Despite the nearly decade-long estrangement between Avella and Queens Democratic leadership, Avella had been recruited by the Democrats to run for the seat in 2006 and 2008 before Gennaro stepped up, and Democrats may be willing to forgive the bad blood between them and Avella if it means another pickup in the State Senate or offsetting a loss elsewhere, helping secure the narrow two-seat majority Democrats have in the State Senate. The Democratic Senate Campaign Committee has prioritized Padavan’s seat and said they would be willing to support whoever steps up to run.

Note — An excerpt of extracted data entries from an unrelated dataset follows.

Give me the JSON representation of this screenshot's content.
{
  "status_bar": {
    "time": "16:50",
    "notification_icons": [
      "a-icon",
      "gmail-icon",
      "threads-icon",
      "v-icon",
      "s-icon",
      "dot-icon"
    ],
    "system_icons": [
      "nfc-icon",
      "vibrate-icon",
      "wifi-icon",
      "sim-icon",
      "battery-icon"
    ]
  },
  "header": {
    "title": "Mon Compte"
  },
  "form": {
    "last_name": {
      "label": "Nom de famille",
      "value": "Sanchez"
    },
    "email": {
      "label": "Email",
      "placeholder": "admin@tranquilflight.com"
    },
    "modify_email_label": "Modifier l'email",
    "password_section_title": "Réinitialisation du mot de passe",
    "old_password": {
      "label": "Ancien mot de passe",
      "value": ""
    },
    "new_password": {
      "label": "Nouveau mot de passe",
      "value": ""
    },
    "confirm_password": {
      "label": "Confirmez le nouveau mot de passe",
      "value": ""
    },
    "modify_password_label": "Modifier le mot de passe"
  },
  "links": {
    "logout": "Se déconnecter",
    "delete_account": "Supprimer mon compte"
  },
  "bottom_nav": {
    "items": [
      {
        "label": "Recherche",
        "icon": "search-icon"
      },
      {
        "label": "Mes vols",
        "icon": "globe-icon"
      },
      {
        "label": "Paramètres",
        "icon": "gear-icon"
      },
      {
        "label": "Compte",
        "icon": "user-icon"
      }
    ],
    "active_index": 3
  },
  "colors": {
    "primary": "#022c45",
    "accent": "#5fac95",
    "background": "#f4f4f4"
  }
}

Nevertheless, Avella isn’t taking any chances. Republicans say his appeal in the past will not transcend into a Senate race. Avella has used the speculation of a candidacy to reach out to Queens Democrats and convince them that despite his history of being a maverck on the city council, he is a loyal Democrat.
“I think a lot of people who were behind him in the past will not support him [in a State Senate campaign],” said Queens GOP chairman Phil Ragusa, who ran against Avella for the City Council in 2003. Ragusa said he believes Avella’s unsuccessful run for Mayor lost him the support of many of his former supporters in the district, despite the fact that Avella outperformed Bill Thompson in the district in the 2009 primary.
“Most people said, ‘Gee, what is he doing,’” he said of Avella’s mayoral campaign. “They didn’t think that it was a serious run.”
He dismissed the idea that Padavan is vulnerable, instead dismissing Gennaro’s near victory to the effects of President Barack Obama’s coattails in the district.
One Queens Democrat was quoted as saying Senate Democrats fear Avella’s unpredictable and fiery demeanor would put him at risk of being “another Hiram Monserrate without the girlfriend beating,” alluding to the embattled Jackson Heights senator who has been creating headaches for the Senate Democratic caucus after his trial and conviction for domestic abuse and role in the leadership coup last summer that temporarily ended Democratic control and shut down the Senate for nearly a month. Gennaro, in the meantime, is also rumored to be looking at another candidacy, but so far has remained quiet on whether or not he would run again. His existing Board of Elections committee for the State Senate seat was terminated on Dec. 31.